Fumammo fino a bruciarci le dita. Poi fui io ad arrotolarne altre due. A metà della seconda la sentii arrivare. Era una sensazione di leggerezza, di distacco dalla terra, accompagnata dalla gioia di chi ha vinto lo spazio e da uno straordinario senso di potere. Scoppiai a ridere e aspirai di nuovo. Lei aveva sul viso il freddo languore della notte precedente, una specie di remota passionalità. Io ormai mi ero spinto oltre i limiti della stanza, oltre la mia stessa carne, e fluttuavo in un mondo di lune splendenti e stelle luminose. Ero invincibile. Dov’era finito quel tipo dalle cupe felicità, dallo strano coraggio? Io ero un altro. Presi la lampada che stava sul tavolo accanto a me, la fissai e la gettai per terra.
Andò in mille pezzi. Scoppiai a ridere. Lei udì lo schianto, si voltò a guardare e si unì alla mia risata. − Non c’è niente da ridere, − le dissi.
Scoppiò a ridere di nuovo. Mi alzai, attraversai la stanza e la presi tra le braccia. Non ero mai stato così forte, e lei ansimò, compressa dalla mia stretta e dal mio desiderio.
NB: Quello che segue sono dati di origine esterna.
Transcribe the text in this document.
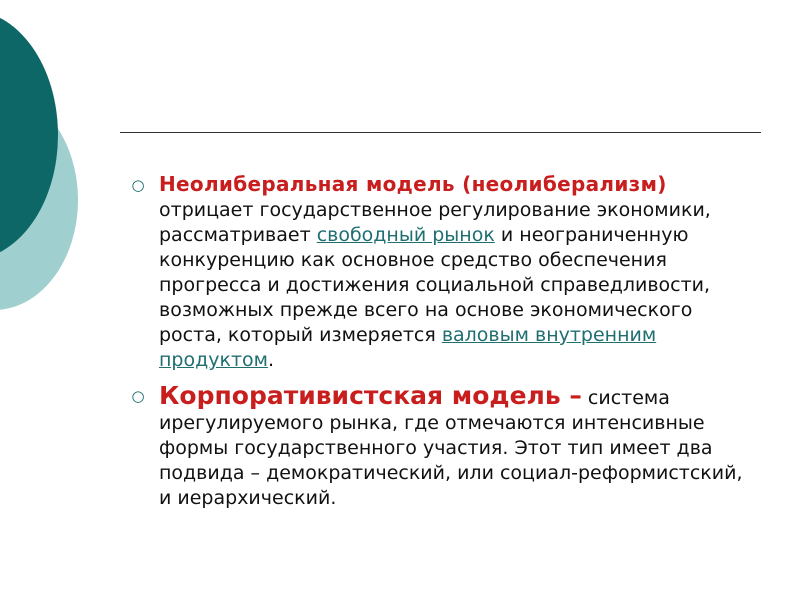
○ Неолиберальная модель (неолиберализм) отрицает государственное регулирование экономики, рассматривает свободный рынок и неограниченную конкуренцию как основное средство обеспечения прогресса и достижения социальной справедливости, возможных прежде всего на основе экономического роста, который измеряется валовым внутренним продуктом.
○ Корпоративистская модель – система ирегулируемого рынка, где отмечаются интенсивные формы государственного участия. Этот тип имеет два подвида – демократический, или социал-реформистский, и иерархический.
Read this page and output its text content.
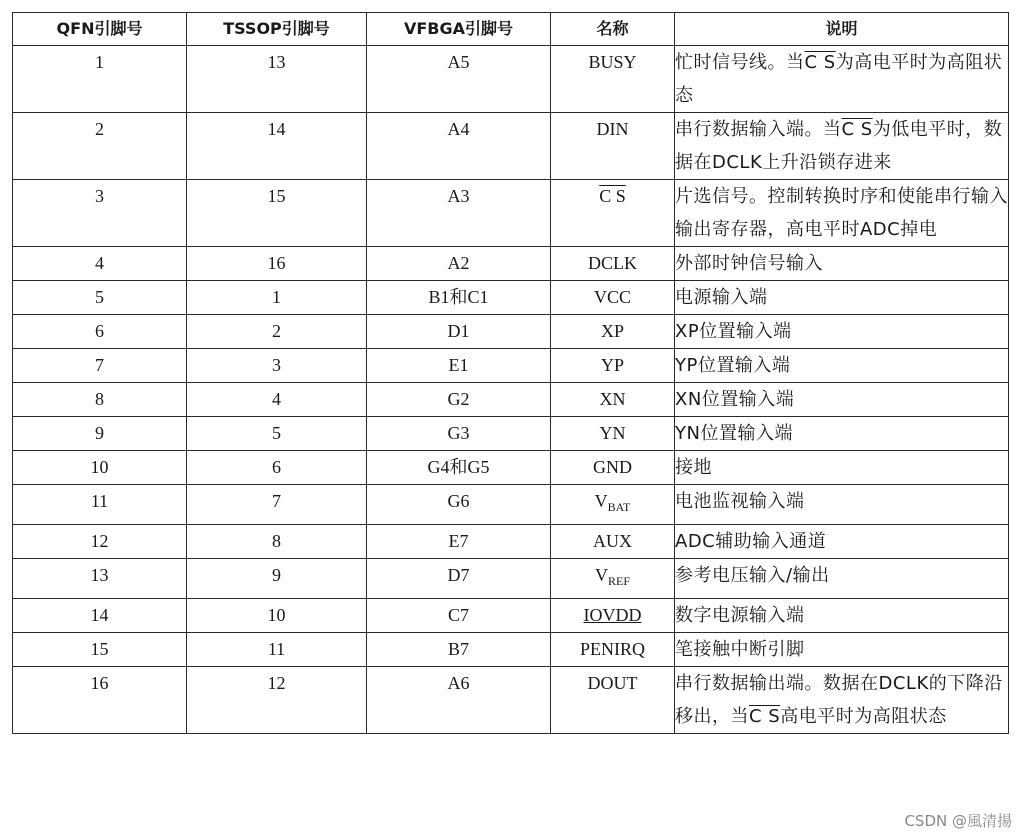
QFN引脚号	TSSOP引脚号	VFBGA引脚号	名称	说明
1	13	A5	BUSY	忙时信号线。当C S为高电平时为高阻状态
2	14	A4	DIN	串行数据输入端。当C S为低电平时，数据在DCLK上升沿锁存进来
3	15	A3	C S	片选信号。控制转换时序和使能串行输入输出寄存器，高电平时ADC掉电
4	16	A2	DCLK	外部时钟信号输入
5	1	B1和C1	VCC	电源输入端
6	2	D1	XP	XP位置输入端
7	3	E1	YP	YP位置输入端
8	4	G2	XN	XN位置输入端
9	5	G3	YN	YN位置输入端
10	6	G4和G5	GND	接地
11	7	G6	$V_{BAT}$	电池监视输入端
12	8	E7	AUX	ADC辅助输入通道
13	9	D7	$V_{REF}$	参考电压输入/输出
14	10	C7	IOVDD	数字电源输入端
15	11	B7	PENIRQ	笔接触中断引脚
16	12	A6	DOUT	串行数据输出端。数据在DCLK的下降沿移出，当C S高电平时为高阻状态
CSDN @風清揚
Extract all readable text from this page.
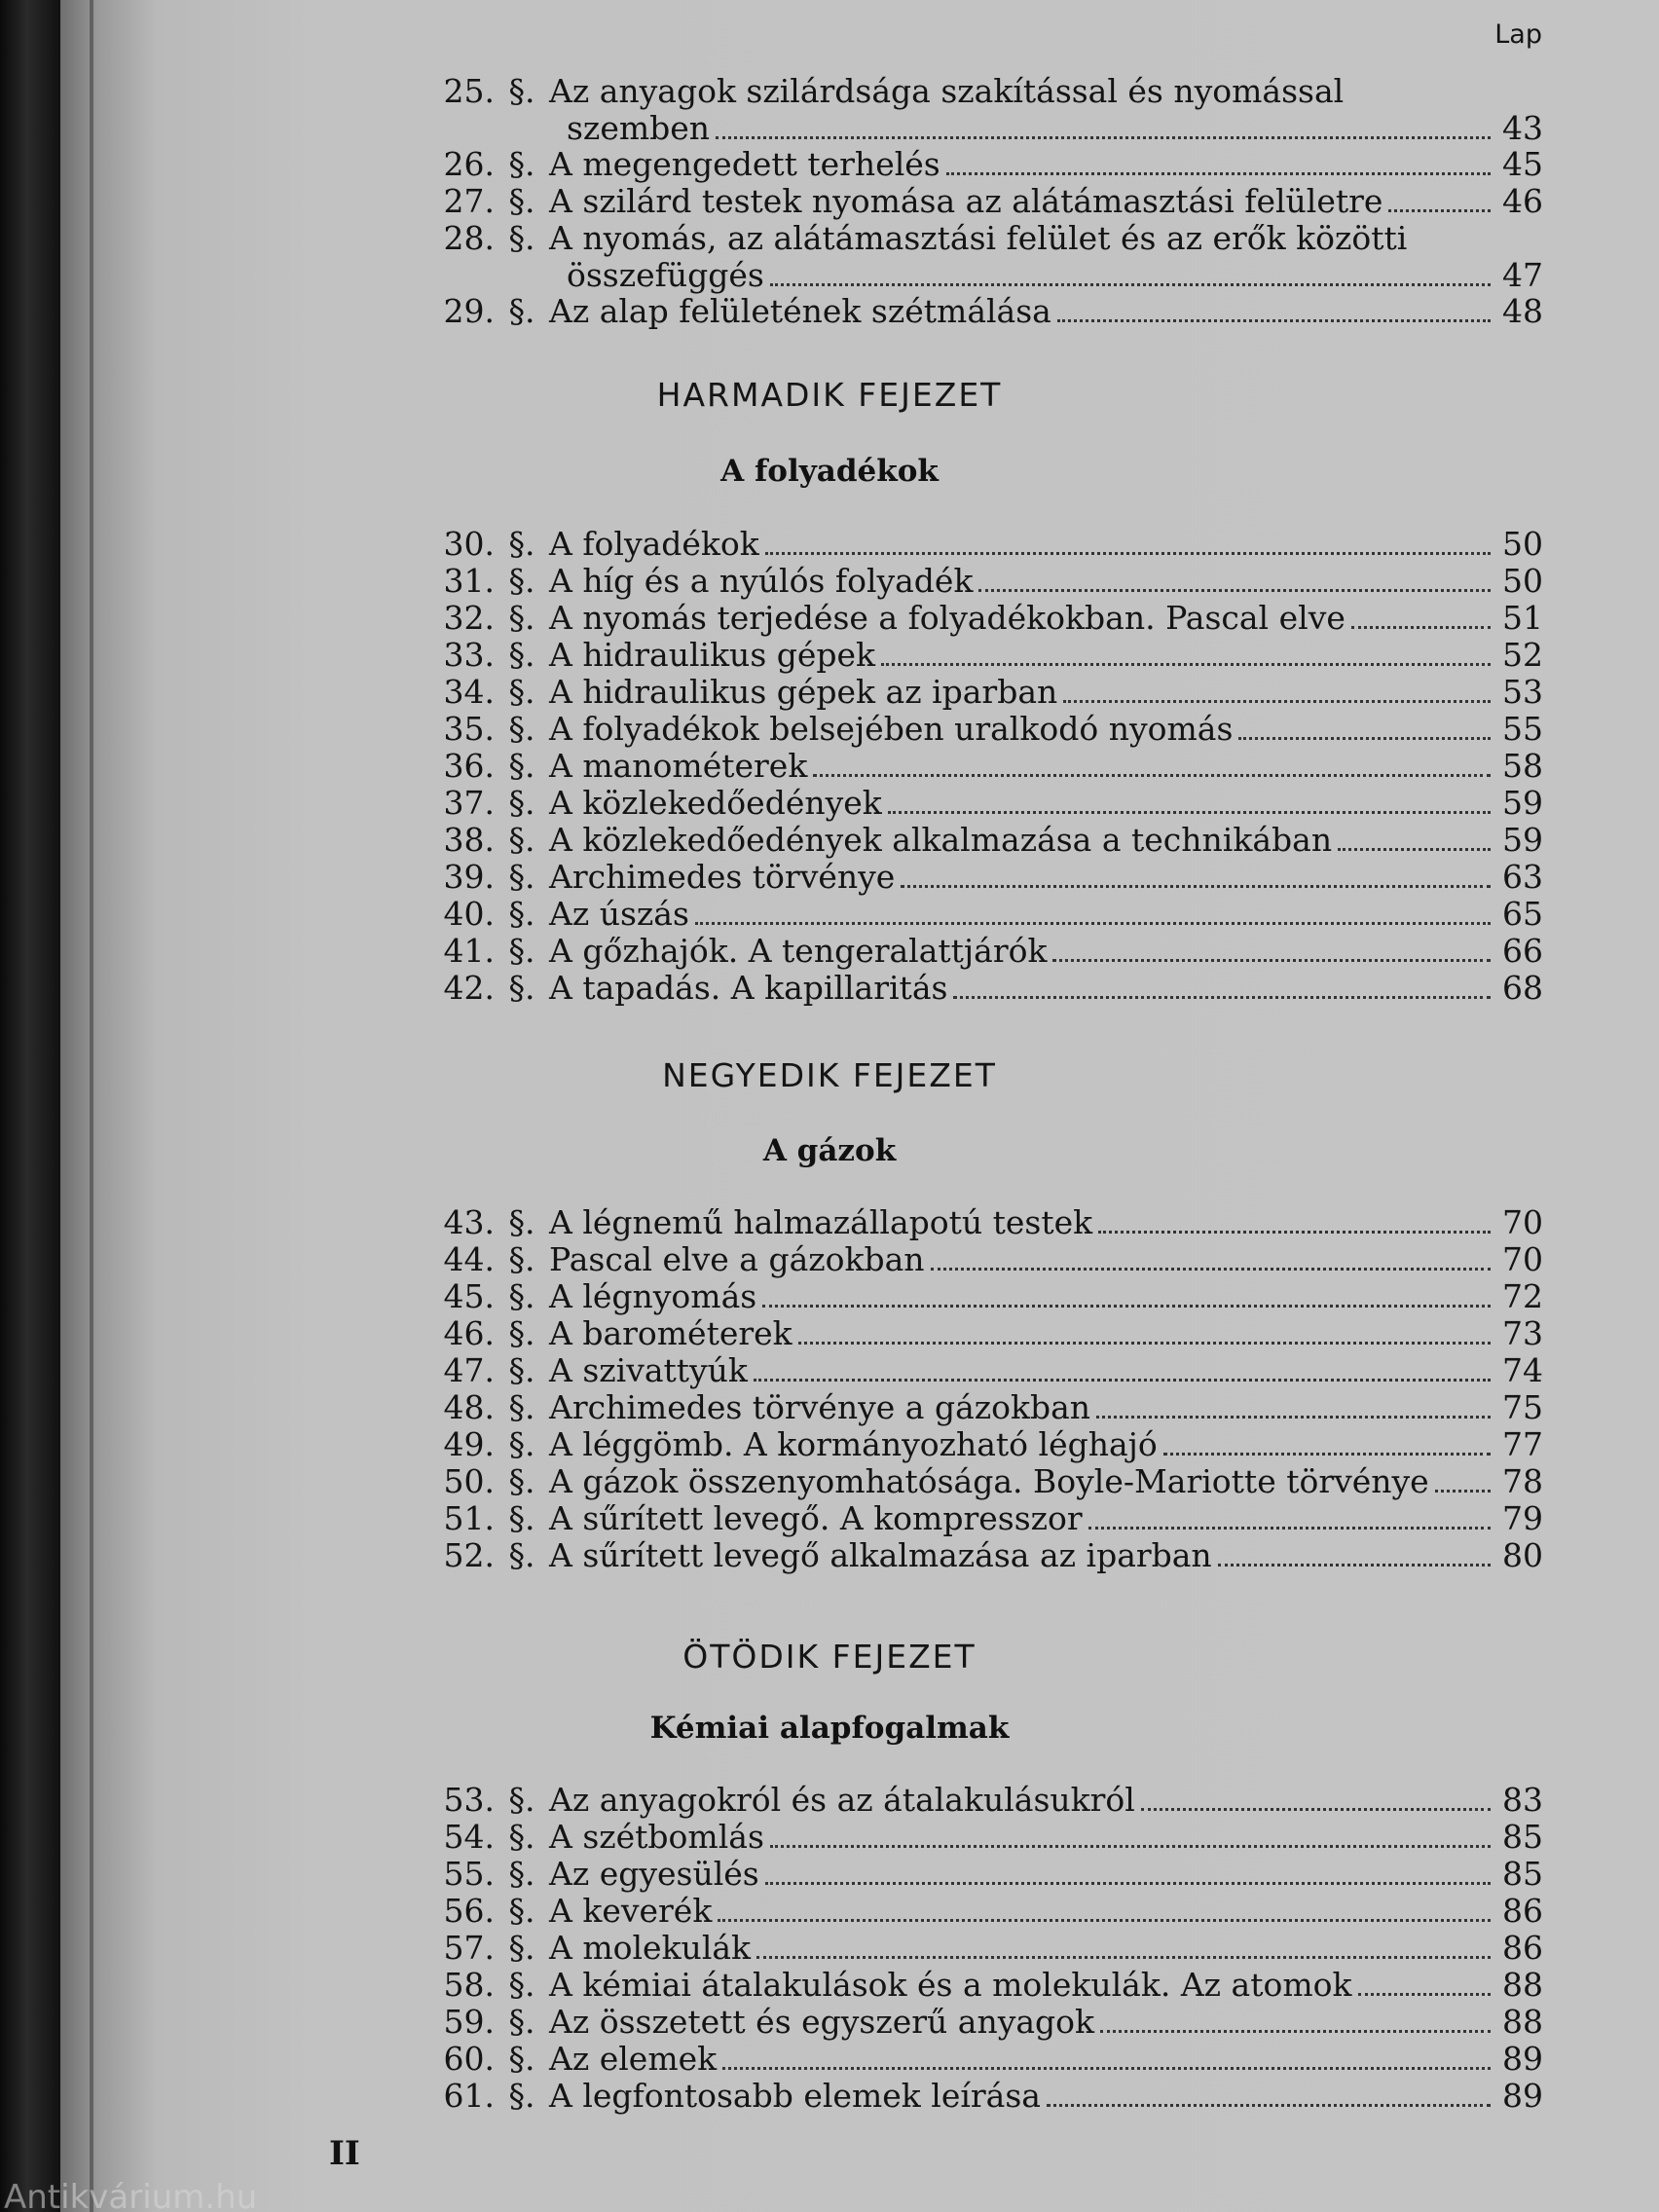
Lap
HARMADIK FEJEZET
A folyadékok
NEGYEDIK FEJEZET
A gázok
ÖTÖDIK FEJEZET
Kémiai alapfogalmak
25. §. Az anyagok szilárdsága szakítással és nyomással
szemben	43
26. §. A megengedett terhelés	45
27. §. A szilárd testek nyomása az alátámasztási felületre	46
28. §. A nyomás, az alátámasztási felület és az erők közötti
összefüggés	47
29. §. Az alap felületének szétmálása	48
30. §. A folyadékok	50
31. §. A híg és a nyúlós folyadék	50
32. §. A nyomás terjedése a folyadékokban. Pascal elve	51
33. §. A hidraulikus gépek	52
34. §. A hidraulikus gépek az iparban	53
35. §. A folyadékok belsejében uralkodó nyomás	55
36. §. A manométerek	58
37. §. A közlekedőedények	59
38. §. A közlekedőedények alkalmazása a technikában	59
39. §. Archimedes törvénye	63
40. §. Az úszás	65
41. §. A gőzhajók. A tengeralattjárók	66
42. §. A tapadás. A kapillaritás	68
43. §. A légnemű halmazállapotú testek	70
44. §. Pascal elve a gázokban	70
45. §. A légnyomás	72
46. §. A barométerek	73
47. §. A szivattyúk	74
48. §. Archimedes törvénye a gázokban	75
49. §. A léggömb. A kormányozható léghajó	77
50. §. A gázok összenyomhatósága. Boyle-Mariotte törvénye 78
51. §. A sűrített levegő. A kompresszor	79
52. §. A sűrített levegő alkalmazása az iparban	80
53. §. Az anyagokról és az átalakulásukról	83
54. §. A szétbomlás	85
55. §. Az egyesülés	85
56. §. A keverék	86
57. §. A molekulák	86
58. §. A kémiai átalakulások és a molekulák. Az atomok	88
59. §. Az összetett és egyszerű anyagok	88
60. §. Az elemek	89
61. §. A legfontosabb elemek leírása	89
II
Antikvárium.hu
La guardai mentre si spogliava e, da qualche piega della mia memoria terrena, affiorò il ricordo di aver già visto quella espressione, oscillante tra obbedienza e paura. La associai alla baracca nel deserto e a Sammy, che le ordinava di andare a prendere la legna. Sapevo che prima o poi sarebbe successo. Lei mi scivolò tra le braccia e io risi delle sue lacrime.
Quando il sogno finì e con esso la sensazione di fluttuare verso astri che esplodevano, quando il mio sangue riprese a scorrere nei suoi canali consueti e la stanza ritrovò i suoi contorni sordidi, quando il mondo tornò a essere una landa desolata, non provai altro che il mio vecchio senso di colpa e la consapevolezza di avere compiuto una trasgressione. Avevo commesso un crimine, un peccato contro la vita. Mi sedetti accanto a lei, che era ancora sdraiata sul divano, e fissai la moquette. Fu allora che vidi i frammenti di vetro provenienti dalla lampada rotta. Quando mi alzai sentii il dolore, la pena acuta della carne dei miei piedi, oppressi dal mio stesso peso. Mi meritavo di soffrire. Mi infilai le scarpe e mi accorsi di avere i piedi tagliati. Poi uscii nel luminoso stupore della notte. Zoppicando, percorsi tutta la strada fino a casa. Mi dissi che non avrei mai più rivisto Camilla Lopez.»